Esophageal stenosis in the pediatric population can be challenging to manage and may require multiple rounds of treatment due to scar tissue formation. We postulate that knowledge of crucial luminal parameters (such as compliance and distensibility) can better guide endoscopic interventions by helping the endoscopist decide how much dilation is needed and how much dilation has been done. This in turn may reduce scar tissue formation post intervention. FLIP provides key GI luminal values and therefore can play an important role in esophageal stenosis treatment. EsoFLIP is unique since it can provide real-time measurements (diameter and cross-sectional area) of the stenotic area before, during, and at the end of the dilation without radiation. If compliance, pressure, and/or distensibility index measurements are needed, the endoscopist needs to measure the stenotic area with EndoFLIP before and after the EsoFLIP dilation.

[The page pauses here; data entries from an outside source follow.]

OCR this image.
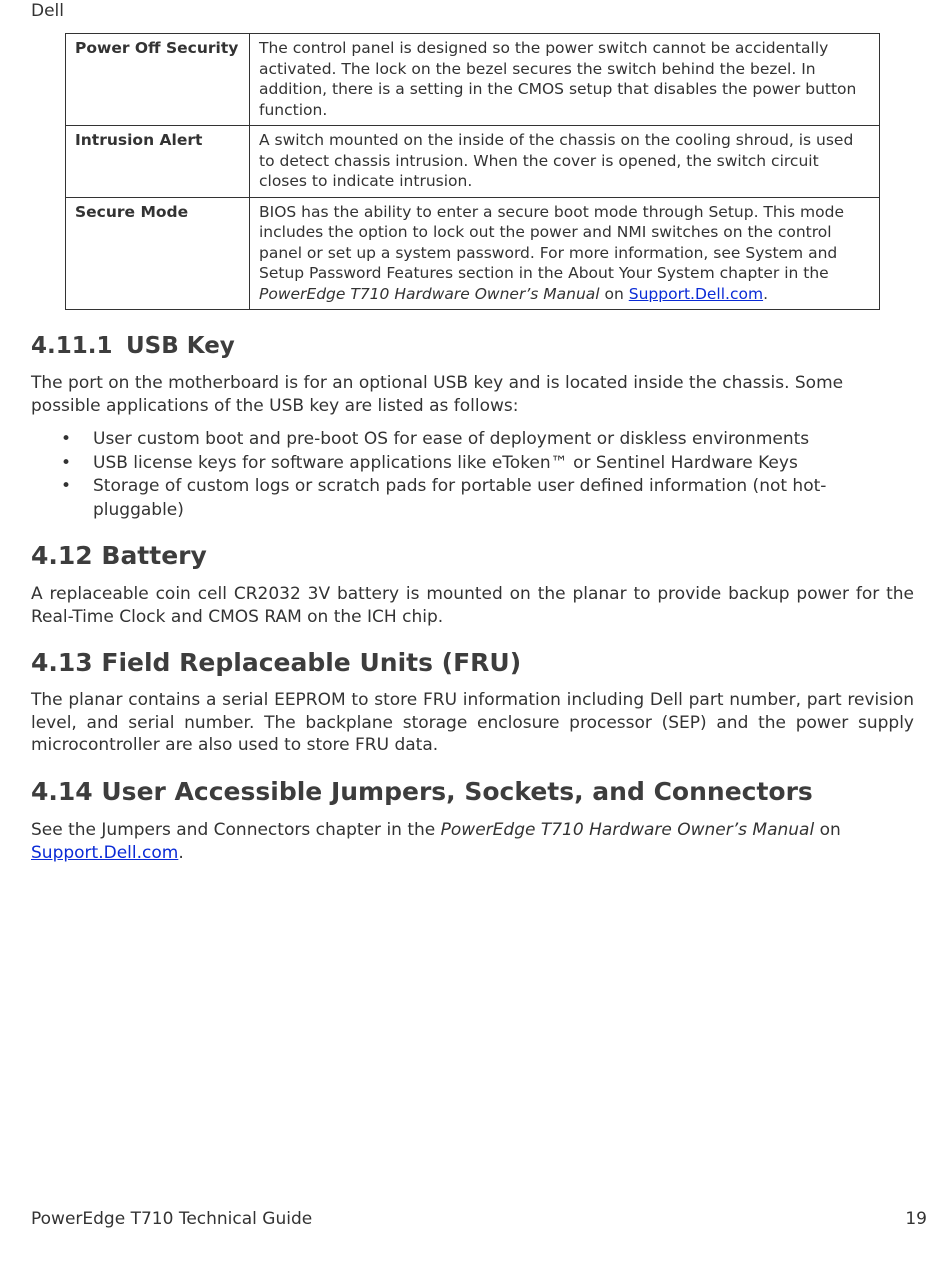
Dell
Power Off Security	The control panel is designed so the power switch cannot be accidentally activated. The lock on the bezel secures the switch behind the bezel. In addition, there is a setting in the CMOS setup that disables the power button function.
Intrusion Alert	A switch mounted on the inside of the chassis on the cooling shroud, is used to detect chassis intrusion. When the cover is opened, the switch circuit closes to indicate intrusion.
Secure Mode	BIOS has the ability to enter a secure boot mode through Setup. This mode includes the option to lock out the power and NMI switches on the control panel or set up a system password. For more information, see System and Setup Password Features section in the About Your System chapter in the PowerEdge T710 Hardware Owner’s Manual on Support.Dell.com.
4.11.1 USB Key

The port on the motherboard is for an optional USB key and is located inside the chassis. Some possible applications of the USB key are listed as follows:

• User custom boot and pre-boot OS for ease of deployment or diskless environments
• USB license keys for software applications like eToken™ or Sentinel Hardware Keys
• Storage of custom logs or scratch pads for portable user defined information (not hot-pluggable)
4.12 Battery

A replaceable coin cell CR2032 3V battery is mounted on the planar to provide backup power for the Real-Time Clock and CMOS RAM on the ICH chip.

4.13 Field Replaceable Units (FRU)

The planar contains a serial EEPROM to store FRU information including Dell part number, part revision level, and serial number. The backplane storage enclosure processor (SEP) and the power supply microcontroller are also used to store FRU data.

4.14 User Accessible Jumpers, Sockets, and Connectors

See the Jumpers and Connectors chapter in the PowerEdge T710 Hardware Owner’s Manual on
Support.Dell.com.

PowerEdge T710 Technical Guide	19
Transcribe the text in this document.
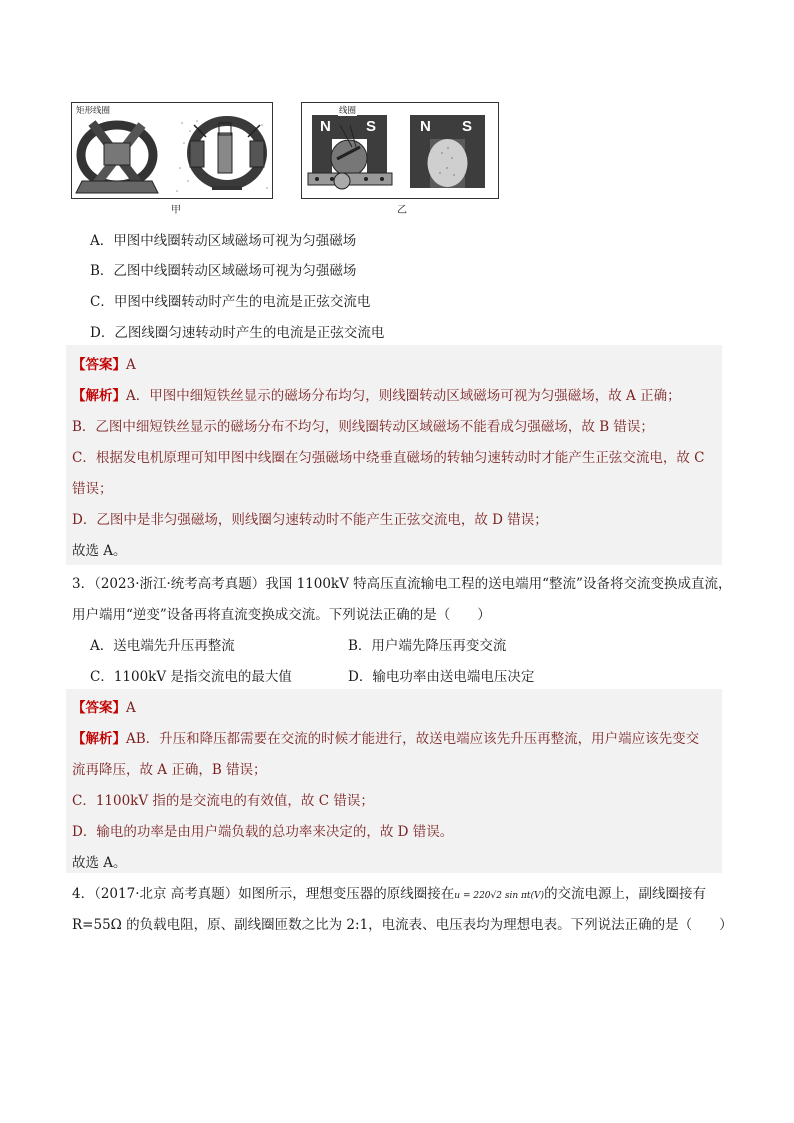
矩形线圈
甲
线圈
N S	N S
乙
A．甲图中线圈转动区域磁场可视为匀强磁场
B．乙图中线圈转动区域磁场可视为匀强磁场
C．甲图中线圈转动时产生的电流是正弦交流电
D．乙图线圈匀速转动时产生的电流是正弦交流电
【答案】A
【解析】A．甲图中细短铁丝显示的磁场分布均匀，则线圈转动区域磁场可视为匀强磁场，故 A 正确；
B．乙图中细短铁丝显示的磁场分布不均匀，则线圈转动区域磁场不能看成匀强磁场，故 B 错误；
C．根据发电机原理可知甲图中线圈在匀强磁场中绕垂直磁场的转轴匀速转动时才能产生正弦交流电，故 C
错误；
D．乙图中是非匀强磁场，则线圈匀速转动时不能产生正弦交流电，故 D 错误；
故选 A。
3．（2023·浙江·统考高考真题）我国 1100kV 特高压直流输电工程的送电端用“整流”设备将交流变换成直流，
用户端用“逆变”设备再将直流变换成交流。下列说法正确的是（　　）
A．送电端先升压再整流	B．用户端先降压再变交流
C．1100kV 是指交流电的最大值	D．输电功率由送电端电压决定
【答案】A
【解析】AB．升压和降压都需要在交流的时候才能进行，故送电端应该先升压再整流，用户端应该先变交
流再降压，故 A 正确，B 错误；
C．1100kV 指的是交流电的有效值，故 C 错误；
D．输电的功率是由用户端负载的总功率来决定的，故 D 错误。
故选 A。
4．（2017·北京 高考真题）如图所示，理想变压器的原线圈接在u = 220√2 sin πt(V)的交流电源上，副线圈接有
R=55Ω 的负载电阻，原、副线圈匝数之比为 2:1，电流表、电压表均为理想电表。下列说法正确的是（　　）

There is limited pediatric data on the use of FLIP and there is no standardized protocol for FLIP in children. We took measurements most commonly at 20 ml and 30 ml which correlated in terms of diameter, cross-sectional area, compliance, and distensibility index. Measurements taken at these settings were well tolerated without any complications. Since the measurements were expected to be similar with incremental volume increase, we elected to not take measurements at higher settings (i.e.,: 50 ml, 60 ml, 70 ml) to avoid extending the length of the cases. We used fluoroscopy after all dilations to confirm that there was no perforation. However, neither EsoFLIP nor EndoFLIP require fluoroscopy, which is important especially when considering their use in children.

There were limitations in this study. This was a retrospective single-center study that captures our experience with a small cohort. In our analysis, we did not measure how much time was added onto the EGD for EndoFLIP measurements in the non-dilation cases. Interestingly, the median procedure time of the first five EndoFLIP (non-dilation) cases was 32 min and the last five EndoFLIP (non-dilation) cases were 25 min, which likely reflects the learning curve using the new equipment. Our initial protocol was derived from the adult experience and higher volume measurements were taken in the earlier cases; in hindsight this approach may not have been necessary as it added to the procedural time. There is currently no published study comparing EsoFLIP against traditional dilation tools. Future directions should include a multi-center prospective study to compare the traditional dilation methods versus EsoFLIP for better generalizability. Nonetheless, this study offers new insight about new devices that enhance our understanding of GI luminal characteristics as well as a new dilation technique for pediatric patients.

Conclusion

Functional lumen imaging probe (FLIP) can safely provide important luminal measurements in pediatric patients with esophageal stenosis and in turn may help guide therapy. More studies are needed but our limited data showed that esophageal dilation using EsoFLIP may yield a larger diameter change and may potentially reduce procedure time when compared to traditional balloon dilation. EsoFLIP appears to be a reasonable alternative to traditional balloon dilation devices in pediatric patients with epidermolysis bullosa and esophageal stenosis.